TAIPEI, Taiwan, April 30, 2026 (GLOBE NEWSWIRE) — Gogoro® Inc. (Nasdaq: GGR), a global technology leader in battery swapping ecosystems that enable sustainable mobility solutions for cities, today announced that it will release its financial results for the first quarter ended March 31, 2026, before markets open on May 21, 2026. Gogoro’s management team will hold an earnings webcast at 8:00 a.m. Eastern Time on Thursday, May 21, 2026 to discuss the Company’s financial and business results and outlook.

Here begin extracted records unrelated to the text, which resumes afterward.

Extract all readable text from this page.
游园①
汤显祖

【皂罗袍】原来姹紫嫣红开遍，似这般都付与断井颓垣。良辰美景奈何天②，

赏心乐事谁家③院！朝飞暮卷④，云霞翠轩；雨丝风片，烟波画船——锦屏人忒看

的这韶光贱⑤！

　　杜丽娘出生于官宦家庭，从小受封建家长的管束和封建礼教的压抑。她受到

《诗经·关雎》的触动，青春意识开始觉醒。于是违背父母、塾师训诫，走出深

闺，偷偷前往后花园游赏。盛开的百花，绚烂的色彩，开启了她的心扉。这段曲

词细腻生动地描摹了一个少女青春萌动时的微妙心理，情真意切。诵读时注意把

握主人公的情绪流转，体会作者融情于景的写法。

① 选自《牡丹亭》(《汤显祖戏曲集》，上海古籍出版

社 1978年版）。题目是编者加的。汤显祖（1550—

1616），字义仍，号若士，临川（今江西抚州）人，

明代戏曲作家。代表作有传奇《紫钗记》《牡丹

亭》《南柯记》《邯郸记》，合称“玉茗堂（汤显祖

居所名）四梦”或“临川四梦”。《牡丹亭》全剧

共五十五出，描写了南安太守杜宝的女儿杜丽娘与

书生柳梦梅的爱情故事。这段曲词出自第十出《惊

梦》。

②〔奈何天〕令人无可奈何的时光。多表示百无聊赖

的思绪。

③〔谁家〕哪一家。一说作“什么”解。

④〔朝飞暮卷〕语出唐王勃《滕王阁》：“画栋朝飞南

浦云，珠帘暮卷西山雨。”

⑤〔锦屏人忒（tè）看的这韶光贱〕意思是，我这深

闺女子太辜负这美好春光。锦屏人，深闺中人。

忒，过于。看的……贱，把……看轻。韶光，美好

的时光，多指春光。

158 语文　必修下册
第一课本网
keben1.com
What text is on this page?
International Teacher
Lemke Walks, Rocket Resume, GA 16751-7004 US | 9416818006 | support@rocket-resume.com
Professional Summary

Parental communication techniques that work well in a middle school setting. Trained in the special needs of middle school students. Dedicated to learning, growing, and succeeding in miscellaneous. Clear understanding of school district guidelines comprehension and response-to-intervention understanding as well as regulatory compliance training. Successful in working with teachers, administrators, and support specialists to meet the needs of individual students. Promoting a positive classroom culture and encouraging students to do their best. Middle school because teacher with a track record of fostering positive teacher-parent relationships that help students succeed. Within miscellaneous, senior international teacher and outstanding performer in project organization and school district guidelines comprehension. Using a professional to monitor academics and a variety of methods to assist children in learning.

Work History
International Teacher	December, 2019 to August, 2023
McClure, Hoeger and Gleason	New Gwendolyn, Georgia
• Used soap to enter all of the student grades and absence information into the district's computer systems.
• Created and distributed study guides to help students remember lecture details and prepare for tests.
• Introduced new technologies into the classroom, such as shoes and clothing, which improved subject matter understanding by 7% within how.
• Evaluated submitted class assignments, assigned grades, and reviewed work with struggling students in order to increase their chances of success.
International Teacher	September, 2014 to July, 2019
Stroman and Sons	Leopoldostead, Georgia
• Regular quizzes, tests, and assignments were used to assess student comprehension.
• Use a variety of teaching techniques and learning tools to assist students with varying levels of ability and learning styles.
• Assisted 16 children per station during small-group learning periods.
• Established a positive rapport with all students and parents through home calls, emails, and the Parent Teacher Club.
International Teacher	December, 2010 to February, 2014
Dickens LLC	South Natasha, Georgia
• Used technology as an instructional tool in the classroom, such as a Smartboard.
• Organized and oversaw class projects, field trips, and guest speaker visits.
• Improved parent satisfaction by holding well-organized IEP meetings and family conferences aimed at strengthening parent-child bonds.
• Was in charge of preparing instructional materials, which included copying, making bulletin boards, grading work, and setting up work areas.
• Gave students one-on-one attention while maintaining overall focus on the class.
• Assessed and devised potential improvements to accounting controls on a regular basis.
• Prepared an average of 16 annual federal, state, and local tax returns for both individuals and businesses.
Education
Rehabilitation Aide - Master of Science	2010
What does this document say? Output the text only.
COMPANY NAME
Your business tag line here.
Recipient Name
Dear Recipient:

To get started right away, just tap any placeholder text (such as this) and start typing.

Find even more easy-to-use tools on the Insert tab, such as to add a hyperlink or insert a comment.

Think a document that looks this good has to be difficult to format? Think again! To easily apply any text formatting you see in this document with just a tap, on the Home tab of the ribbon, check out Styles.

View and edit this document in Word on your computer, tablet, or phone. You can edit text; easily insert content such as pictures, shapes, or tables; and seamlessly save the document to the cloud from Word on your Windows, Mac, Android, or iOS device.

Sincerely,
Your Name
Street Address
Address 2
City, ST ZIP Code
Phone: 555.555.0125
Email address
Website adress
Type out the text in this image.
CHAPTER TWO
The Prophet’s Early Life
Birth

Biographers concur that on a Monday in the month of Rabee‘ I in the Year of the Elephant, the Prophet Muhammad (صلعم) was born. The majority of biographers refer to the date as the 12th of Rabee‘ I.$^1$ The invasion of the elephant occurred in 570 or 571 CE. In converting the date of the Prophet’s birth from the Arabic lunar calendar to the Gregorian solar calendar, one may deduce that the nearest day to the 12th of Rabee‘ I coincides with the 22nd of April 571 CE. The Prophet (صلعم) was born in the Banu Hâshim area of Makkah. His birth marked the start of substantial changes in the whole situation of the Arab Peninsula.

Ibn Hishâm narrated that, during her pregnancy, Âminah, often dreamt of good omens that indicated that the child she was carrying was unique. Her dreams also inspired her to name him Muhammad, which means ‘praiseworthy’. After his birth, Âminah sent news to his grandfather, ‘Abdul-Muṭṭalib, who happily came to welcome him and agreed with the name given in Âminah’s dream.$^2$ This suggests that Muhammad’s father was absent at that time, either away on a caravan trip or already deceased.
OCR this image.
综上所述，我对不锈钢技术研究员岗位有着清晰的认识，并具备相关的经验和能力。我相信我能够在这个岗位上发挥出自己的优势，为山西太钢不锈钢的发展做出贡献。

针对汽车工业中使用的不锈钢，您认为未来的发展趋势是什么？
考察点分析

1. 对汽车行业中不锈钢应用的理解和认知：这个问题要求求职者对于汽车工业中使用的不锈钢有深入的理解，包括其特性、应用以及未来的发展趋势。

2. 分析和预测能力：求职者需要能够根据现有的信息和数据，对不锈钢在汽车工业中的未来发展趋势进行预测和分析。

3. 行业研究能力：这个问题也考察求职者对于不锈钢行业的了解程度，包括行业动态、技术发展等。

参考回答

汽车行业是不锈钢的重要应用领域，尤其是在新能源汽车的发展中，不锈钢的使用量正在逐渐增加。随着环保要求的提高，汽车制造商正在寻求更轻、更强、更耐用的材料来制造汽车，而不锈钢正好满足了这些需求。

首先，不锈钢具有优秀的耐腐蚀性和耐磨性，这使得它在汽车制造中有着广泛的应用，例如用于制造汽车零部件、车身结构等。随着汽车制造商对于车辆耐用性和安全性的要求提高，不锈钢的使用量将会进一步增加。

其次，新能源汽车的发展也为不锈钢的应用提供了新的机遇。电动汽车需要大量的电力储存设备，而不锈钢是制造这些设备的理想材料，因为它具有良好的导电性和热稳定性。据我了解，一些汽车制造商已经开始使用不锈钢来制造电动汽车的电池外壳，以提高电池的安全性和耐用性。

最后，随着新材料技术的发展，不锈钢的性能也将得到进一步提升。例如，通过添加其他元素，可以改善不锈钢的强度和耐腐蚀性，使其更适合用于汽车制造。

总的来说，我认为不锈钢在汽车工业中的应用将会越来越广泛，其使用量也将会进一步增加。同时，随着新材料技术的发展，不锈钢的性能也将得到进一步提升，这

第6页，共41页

What: Date of Gogoro Q1 2026 Financial Results and Q&A Webcast
When: Thursday, May 21, 2026
Time: 8:00 a.m. Eastern Time / 8:00 p.m. Taipei Standard Time
Webcast:https://edge.media-server.com/mmc/p/z26jordr

Approximately 24 hours after the Q&A session, an archived version of the webcast will be available on the Company’s website for approximately two weeks thereafter.

ABOUT GOGORO

Founded in 2011 to rethink urban energy, Gogoro is the world’s leader in battery-swapping electric mobility, setting new standards for sustainable mobility. Powering nearly 700,000 riders and over 800 million battery swaps across more than 2,700 GoStation locations, the Gogoro Network redefines how cities move. Recognized globally in 2024, including Fortune’s “Change the World,” Fast Company’s “Asia-Pacific’s Most Innovative Company,” MIT Technology Review’s “15 Climate Tech Companies to Watch,” and Frost & Sullivan’s “Global Company of the Year” for battery swapping, Gogoro continues to disrupt the status quo and accelerate the shift to cleaner, smarter mobility, and lead the way in reimagining how cities move.